Secondo il CPJ, Comitato internazionale per la protezione dei giornalisti, per il secondo anno consecutivo la Turchia è la nazione con il maggior numero di giornalisti in carcere.E’ in Turchia che, oggi, i giornalisti combattono il tentativo di ostacolare la disinformazione provocata dalla volontà di oscurare imbarazzanti notizie sullo scandalo politico e finanziario venuto alla luce la scorsa settimana. Il 25 dicembre il governo turco si è visto presentare le dimissioni dai Ministri dell’Economia, dell’Interno e dell’Ambiente in conseguenza dell’indagine che vedeva i figli coinvolti in scandali legati a licenze edilizie e il primo ministro Erdogan ha messo in atto un vero e proprio rimpasto governativo per “ridare lustro alla sua leadership” sostituendo anche altri ministeri come quello per l’Unione Europea e della Giustizia. Un vero scandalo per il governo del “sultano di Ankara” a soli tre mesi dalle elezioni amministrative che, così come era successo con le proteste di Gezi Park, torna a parlare di complotto internazionale e, per limitare i danni, a bloccare il flusso di informazione.

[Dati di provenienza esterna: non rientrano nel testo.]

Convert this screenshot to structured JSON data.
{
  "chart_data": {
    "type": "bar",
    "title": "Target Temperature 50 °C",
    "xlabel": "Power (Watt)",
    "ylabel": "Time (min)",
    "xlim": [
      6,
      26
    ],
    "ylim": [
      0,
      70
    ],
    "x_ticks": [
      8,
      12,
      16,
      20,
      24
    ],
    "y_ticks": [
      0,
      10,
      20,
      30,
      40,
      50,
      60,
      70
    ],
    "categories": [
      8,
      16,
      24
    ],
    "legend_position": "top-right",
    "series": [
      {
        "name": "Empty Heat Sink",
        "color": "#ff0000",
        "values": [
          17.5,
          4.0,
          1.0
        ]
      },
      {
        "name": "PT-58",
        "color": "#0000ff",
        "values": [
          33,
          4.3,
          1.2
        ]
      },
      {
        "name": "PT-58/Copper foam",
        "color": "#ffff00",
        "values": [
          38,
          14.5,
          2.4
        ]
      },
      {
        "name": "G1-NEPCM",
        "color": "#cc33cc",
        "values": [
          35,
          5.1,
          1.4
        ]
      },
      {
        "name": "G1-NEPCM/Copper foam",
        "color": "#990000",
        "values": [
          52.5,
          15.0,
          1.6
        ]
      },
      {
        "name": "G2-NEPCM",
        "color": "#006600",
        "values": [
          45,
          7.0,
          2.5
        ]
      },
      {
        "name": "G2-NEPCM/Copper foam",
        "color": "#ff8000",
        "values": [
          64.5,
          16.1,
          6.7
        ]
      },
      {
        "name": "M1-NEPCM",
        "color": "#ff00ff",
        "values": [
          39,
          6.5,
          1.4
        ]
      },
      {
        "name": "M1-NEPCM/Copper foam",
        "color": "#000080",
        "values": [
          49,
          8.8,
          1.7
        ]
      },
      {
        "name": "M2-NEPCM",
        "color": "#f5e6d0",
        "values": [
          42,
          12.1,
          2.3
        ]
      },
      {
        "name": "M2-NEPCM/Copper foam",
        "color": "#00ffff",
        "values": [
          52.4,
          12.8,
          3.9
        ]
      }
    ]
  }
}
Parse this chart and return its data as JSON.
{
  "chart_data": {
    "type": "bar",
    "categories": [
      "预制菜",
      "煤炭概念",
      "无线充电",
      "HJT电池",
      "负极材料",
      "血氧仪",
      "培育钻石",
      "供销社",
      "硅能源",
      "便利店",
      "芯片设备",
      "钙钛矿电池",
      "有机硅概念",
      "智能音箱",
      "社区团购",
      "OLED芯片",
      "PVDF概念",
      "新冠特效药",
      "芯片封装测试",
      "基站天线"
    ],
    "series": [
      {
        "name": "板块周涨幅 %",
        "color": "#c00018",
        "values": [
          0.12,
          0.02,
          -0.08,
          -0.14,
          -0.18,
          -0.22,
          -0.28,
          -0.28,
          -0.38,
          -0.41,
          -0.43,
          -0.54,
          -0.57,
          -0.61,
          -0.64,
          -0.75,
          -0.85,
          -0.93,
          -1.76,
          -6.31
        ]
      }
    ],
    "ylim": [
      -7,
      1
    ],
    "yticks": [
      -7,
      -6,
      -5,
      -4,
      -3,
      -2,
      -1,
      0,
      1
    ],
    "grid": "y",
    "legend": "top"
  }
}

Con un mandato presidenziale si è deciso di vietare ai giornalisti l’accesso alle fonti di polizia per documentarsi, di bloccare un sito web e per finire di ferire un giornalista durante una protesta in piazza Taksim.
Questa escalation si è concretizzata imponendo un fitto controllo al flusso di informazione, cercando di opacizzare il più possibile l’accaduto a scapito del diritto del pubblico a sapere e chiedendo, dunque, ai giornalisti di accontentarsi delle informazioni ufficiali che gli verranno fornite durante le conferenze stampa.
La decisione è stata immediatamente e fermamente condannata da quei giornalisti che si rifiutano di ridurre la propria deontologia alla pura trascrizione e traduzione di testi “dettati” dal governo.
Il provvedimento governativo è stato messo nero su bianco con un decreto dal procuratore generale e sarà fatto rispettare dalle due autorità di regolamentazione RTUK e TIB che “avvertiranno” i giornalisti di non pubblicare informazioni che rischino di “mettere in pericolo la presunzione di innocenza degli indagati”.
Accanto alle iniziative di censura dirette ai giornalisti è stato bloccato anche un sito web di informazione chiamato “Nuova Era” diretto dal giornalista Mehmet Baransu che aveva pubblicato alcune indiscrezioni riguardanti l’indagine anti corruzione svolta dalla polizia.
Fortunatamente Barunsu non è l’unica voce contro corrente e dunque purtroppo non l’unico a subire conseguenze: Nazli Illicak è stato licenziato lo scorso 18 dicembre in seguito ad una sua apparizione televisiva su CNN turk durante la quale aveva richiesto le dimissioni dei ministri i cui figli erano stati coinvolti nello scandalo. Il suo licenziamento è stato motivato con una “divergenza di opinioni”.
La Turchia è oggi classificata come il 154esimo paese su 179 per libertà di informazione. Sono 60 i giornalisti ad oggi imprigionati in Turchia e più di 200 quelli licenziati o costretti a dimettersi negli ultimi due mesi.
La situazione si è così capovolta: il messaggero è il colpevole e dunque i giornalisti i nemici della Nazione.
Il silenzio sotto cui passano tali notizie è forse ciò che più spaventa.